DCPA NEWS CENTER
Enjoy the best stories and perspectives from the theatre world today.
Enjoy the best stories and perspectives from the theatre world today.
Imagine, if you will, investing one penny of every $10 you spend. If you multiply that by 10%, which is the average stock market return, you get, what? $67* in a year?
Not if you are taxpayers in the seven-county metro area. Instead, they just got a 3,033% return on their investment in the SCFD according to the latest study by the Colorado Business Committee for the Arts.
But what investment, you may ask? In 1988, Colorado was experiencing a recession. Prices were poised to go up at many cultural facilities in the area. So taxpayers did the unthinkable. In the face of increasing costs, they overwhelmingly voted to tax themselves 1/10th of one percent to support culture in the seven-county metro area. And the SCFD was born.
Little did they know that 35 years later, their one penny on a $10 purchase would have such an outstanding return on their investment.
In its first year, the Scientific and Cultural Facilities District distributed $14MM to 135 organizations. Fast forward to 2022. The SCFD is now the second-largest cultural tax district in America distributing $83MM to more than 300 organizations as far north as Longmont’s Firehouse Art Center and as far south Sedalia’s Cherokee Ranch, from groups as far west as Evergreen Children’s Chorale and as far east as Brighton’s Bird Conservancy of the Rockies.
According to the CBCA’s newest bi-annual survey, SCFD-funded organizations had a total attendance of nearly 13 million in the past year…and that doesn’t include for-profit enterprises like Meow Wolf, state facilities like History Colorado, concert venues like Red Rocks or the many independent artists who fill galleries, entertain in parks or teach in studios.

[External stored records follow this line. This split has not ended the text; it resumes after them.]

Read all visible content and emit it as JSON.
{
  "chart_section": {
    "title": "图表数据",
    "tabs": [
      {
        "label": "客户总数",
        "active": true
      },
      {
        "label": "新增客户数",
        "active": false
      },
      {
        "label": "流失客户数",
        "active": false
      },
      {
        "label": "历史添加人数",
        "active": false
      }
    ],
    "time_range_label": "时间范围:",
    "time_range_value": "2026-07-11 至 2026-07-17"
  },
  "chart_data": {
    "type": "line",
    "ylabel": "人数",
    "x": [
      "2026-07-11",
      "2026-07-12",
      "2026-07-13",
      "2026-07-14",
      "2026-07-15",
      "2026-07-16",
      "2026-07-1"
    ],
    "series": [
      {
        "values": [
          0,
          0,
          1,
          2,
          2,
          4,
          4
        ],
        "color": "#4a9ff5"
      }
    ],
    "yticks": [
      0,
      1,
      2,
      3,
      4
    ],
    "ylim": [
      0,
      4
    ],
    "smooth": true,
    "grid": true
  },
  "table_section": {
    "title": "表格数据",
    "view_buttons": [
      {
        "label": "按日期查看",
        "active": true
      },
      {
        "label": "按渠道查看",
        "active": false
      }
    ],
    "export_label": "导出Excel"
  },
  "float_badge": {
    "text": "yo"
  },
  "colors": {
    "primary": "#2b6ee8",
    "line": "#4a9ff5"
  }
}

While organizations are still recovering from mandatory closures during the height of the COVID-19 pandemic, the rebound has been extraordinary. Consider these stats:
PRE-COVID: 2018 | COVID: 2020 | POST-COVID:2022 | |
---|---|---|---|
ECONOMIC ACTIVITY | $1.9 Billion | $1.5 Billion | $2.6 Billion |
ECONOMIC IMPACT | $15 Million | $8 Million | $12.9 Million |
JOBS | 11,820 | 9,688 | 13,551 |
EDUCATION OUTREACH | 4.3 Million | 2 Million | 3.8 Million |
DONATIONS | $182.6 Million | $225 Million | $294 Million |
This growing success is due in very large part to citizen support of the SCFD. Consider that in its first year, the economic impact — or spending related to attendance by visitors who reside outside of the region — of the cultural sector was reported to be $7.1MM with a collective attendance of 5 million. Ten years later, in the 2010 CBCA report, the impact was $387MM with 11.2 million engagements. And in its 30th year in 2019, the economic impact was $860MM with 15 million engaging in arts and culture.
Since economic activity was reported in 1992, it has grown from $461 million to $2.6 billion. This is an aggregate measure of spending activity related to the cultural sector.
This tremendous growth has not only taken taxpayer approval, it also has taken active participation in events as far ranging as the Rocky Mountain Quilt Museum to the Denver Center for the Performing Arts’ recent staging of The Color Purple.
An extraordinary achievement by cultural visionaries, community activists and, most importantly, average citizens who understand the value, contributions and enrichment that culture brings to this Cultural Capitol of the West.
*Based on average annual consumer spending of $61,334/year.